We treated 47 patients: 12 had primary syphilis (PS), 9 had secondary syphilis (SS), 12 had early latent secondary syphilis (ELS), and 14 had late latent syphilis (LLS). Four patients were human immunodeficiency virus positive. Our treatment regimen was as follows: patients with PS, SS, and ELS received intramuscular BPG 2.4 million units (MU), according to the international guidelines, followed by intramuscular ceftriaxone 1 g/daily for 10 days and oral doxycycline 100 mg twice daily for 20 days. Patients with LLS received intramuscular BPG 7.2 MU divided into 3 injections once a week for 3 consecutive weeks, followed by ceftriaxone and doxycycline as mentioned previously. A threefold-to-fourfold decrease of venereal disease research laboratory titer within 1 year is considered a successful therapeutic achievement (serologic cure). All patients were followed up by 6 monthly visits with collection of careful clinical history, including risky sexual behaviors, physical examination, and serology. Echocardiography and neurologic examination were performed once a year. Cutaneous manifestations promptly remitted in all cases. At 12 months, all patients with PS, SS, ELS and LLS obtained serologic cure assessed by an at least fourfold decrease of venereal disease research laboratory and Treponema pallidum hemagglutination assay titers. Comparing our study with other reports of international relevance, we proved that our results are comparable to the main studies reported in the study, but serologic response to treatment was more significant and faster in our patients. During the follow-up, long-term complications have never been observed and no systemic alterations related to syphilis have been detected at echocardiography or at neurologic examination. These data are very encouraging considering that in another study, we found neurologic and cardiovascular abnormalities in patients with early syphilis overtreated for 2 consecutive years with a total of 60 MU of BPG already after 5 years of follow-up. In fact, 35% of them revealed neurologic alterations and 19% cardiovascular complications, confirming that BPG alone may be inadequate, in some patients, in preventing late complications.
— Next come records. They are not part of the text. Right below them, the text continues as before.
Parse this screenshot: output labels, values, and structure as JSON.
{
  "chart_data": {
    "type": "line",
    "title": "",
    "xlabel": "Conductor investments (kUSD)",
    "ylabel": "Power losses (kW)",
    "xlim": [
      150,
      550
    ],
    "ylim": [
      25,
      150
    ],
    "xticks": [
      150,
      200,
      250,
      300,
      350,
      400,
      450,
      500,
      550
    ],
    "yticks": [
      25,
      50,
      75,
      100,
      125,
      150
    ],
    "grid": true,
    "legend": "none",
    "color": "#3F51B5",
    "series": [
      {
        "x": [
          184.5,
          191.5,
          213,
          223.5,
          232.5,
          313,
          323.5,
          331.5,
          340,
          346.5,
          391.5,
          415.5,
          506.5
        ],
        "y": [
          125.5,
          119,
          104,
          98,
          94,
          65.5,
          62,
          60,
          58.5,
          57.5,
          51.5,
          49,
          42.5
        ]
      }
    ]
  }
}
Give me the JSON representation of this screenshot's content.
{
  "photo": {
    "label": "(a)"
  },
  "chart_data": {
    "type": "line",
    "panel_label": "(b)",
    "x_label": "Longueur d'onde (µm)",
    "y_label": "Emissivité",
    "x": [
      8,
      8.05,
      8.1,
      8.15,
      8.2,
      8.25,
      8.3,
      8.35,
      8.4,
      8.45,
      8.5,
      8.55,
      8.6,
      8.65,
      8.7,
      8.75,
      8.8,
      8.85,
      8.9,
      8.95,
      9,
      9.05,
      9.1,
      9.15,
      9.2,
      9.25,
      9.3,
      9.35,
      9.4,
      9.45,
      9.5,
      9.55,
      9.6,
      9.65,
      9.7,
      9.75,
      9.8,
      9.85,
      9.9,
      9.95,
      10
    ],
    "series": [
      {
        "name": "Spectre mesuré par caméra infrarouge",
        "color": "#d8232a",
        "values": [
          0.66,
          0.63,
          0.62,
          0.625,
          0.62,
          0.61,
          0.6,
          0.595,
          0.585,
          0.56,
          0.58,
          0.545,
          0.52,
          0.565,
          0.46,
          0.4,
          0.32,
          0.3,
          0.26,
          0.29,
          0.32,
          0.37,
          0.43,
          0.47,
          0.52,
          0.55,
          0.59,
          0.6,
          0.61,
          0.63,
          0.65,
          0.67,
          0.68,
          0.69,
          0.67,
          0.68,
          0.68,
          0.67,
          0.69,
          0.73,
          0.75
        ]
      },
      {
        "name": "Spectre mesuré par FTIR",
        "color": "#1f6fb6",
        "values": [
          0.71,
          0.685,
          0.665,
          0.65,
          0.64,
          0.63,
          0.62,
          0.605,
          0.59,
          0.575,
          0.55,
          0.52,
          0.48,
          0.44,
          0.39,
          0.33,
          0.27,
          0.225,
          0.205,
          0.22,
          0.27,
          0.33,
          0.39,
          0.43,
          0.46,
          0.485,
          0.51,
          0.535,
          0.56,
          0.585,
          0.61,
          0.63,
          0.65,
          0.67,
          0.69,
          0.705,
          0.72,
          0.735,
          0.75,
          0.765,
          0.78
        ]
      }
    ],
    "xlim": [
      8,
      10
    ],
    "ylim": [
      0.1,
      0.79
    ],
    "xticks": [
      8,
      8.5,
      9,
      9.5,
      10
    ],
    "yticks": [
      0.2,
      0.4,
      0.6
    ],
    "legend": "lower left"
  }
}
In addition, several patients have recently been described with early cardiovascular or neurologic complications. Our results show that the enhanced regimen composed by BPG, ceftriaxone, and doxycycline is highly effective in the treatment of syphilis obtaining in all the patients a faster and greater serologic response compared with BPG alone. In addition, none of our patients developed late complications related to syphilis during the 6 years of follow-up. We are aware that a larger cohort of patients with a long-term follow-up are required to evaluate the efficacy of the treatment we propose, but our encouraging preliminary results prompted us to bring this enhanced treatment to the attention of other sexually transmitted disease centers and scientific community. Finally, we emphasize that a significant percentage of reports about syphilis late complications (approximately 40%, personal unpublished data) were lacking information about past medical history, and in particular about sexual history, previous infections, previous genital ulcers, and their eventual therapy making difficult to evaluate the true effectiveness of BPG in preventing late complications.